AP Stylebook: Disabilities

Unless you are referring to any disability type, be specific about which disability you are referring to.

If data on disability will be reported, please contact the Office of Equity Diversity and Inclusion for the federally recognized disability categories.

Attention-Deficit/Hyperactivity Disorder

Attention-Deficit/Hyperactivity Disorder (ADHD) is marked by an ongoing pattern of inattention and/or hyperactivity-impulsivity that interferes with functioning or development. Use person-first language: person with ADHD, person who has ADHD. Do not use the outdated terms attention-deficit disorder or ADD.

Disability vs. handicap

Use disability instead of handicap.

Disability-related metaphors

Avoid using disability as a metaphor, which perpetuates negative and disempowering views of people with disabilities.

Below are some disability-related metaphors and their alternatives:

  • Blind to/deaf to → willfully ignorant, deliberately ignoring
  • Crazy/schizophrenic → wild, confusing, unpredictable
  • Lame → boring, uninteresting, monotonous, uncool
  • OCD → fastidious, meticulous, hyper-focused
  • Cripples the service → slows down the service
  • Sanity-check → check for completeness and clarity
  • Stutter step, stuttering used as a verb to denote slowness, choppiness → sidestep, dodge, with hesitation


Dyslexia is a learning disability that impairs a person's ability to read. Although the disorder varies from person to person, common characteristics among people with dyslexia are difficulty with phonological processing (the manipulation of sounds), spelling, and rapid visual-verbal responding. Use person-first language: person with dyslexia, person who has dyslexia, rather than dyslexic, unless someone describes themselves that way.

Invisible disabilities

According to the Invisible Disabilities Association, invisible disabilities refer to a range of symptoms such as debilitating pain, fatigue, dizziness, cognitive dysfunctions, brain injuries, learning differences, mental health disorders, and hearing and vision impairments. Invisible disability is therefore a physical, mental, or neurological impairment that is not obvious to others, but may impact upon a person’s movements, senses, activities and day-to-day life.

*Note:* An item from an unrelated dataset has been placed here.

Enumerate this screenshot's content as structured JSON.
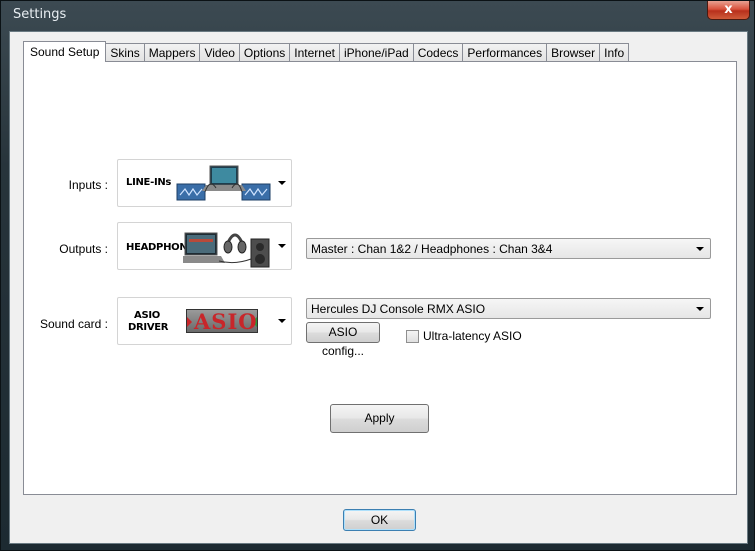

Needs, differences vs. deficit, defect

In general, do not use terms like deficit, defect, abnormality, or problem in the context of mental health. Instead, use needs, differences, or challenges. The term disability is accepted and it may help to be more specific (e.g., intellectual disability, physical disability, language disability, etc.).

It is acceptable and helpful to use terms like abnormality or problem when referring to measurable medical incidences like abnormality of the fingers or breathing problems/difficulties.

Nondisabled person, person without disabilities vs. normal

When comparing persons with disabilities to others, use the term nondisabled person or person without disabilities rather than normal person, because normal is associated with abnormal.

When referring to someone without intellectual disabilities, use without [disorder], or neurotypical instead of normal.

Person who uses a wheelchair vs. wheelchair-bound

Use person who uses a wheelchair or wheelchair user rather than wheelchair-bound or confined to a wheelchair. Assistive technologies and services should be portrayed as helping and accommodating a person rather than making them “correct” or emphasizing limitation.

Person with disabilities vs. handicapped

Use person with disabilities instead of handicapped, handi-capable, differently abled, or the disabled. While individual preference for person-first (person with disabilities) or identity-first (disabled person) varies, default to using person-first language if preference is not known or cannot be determined.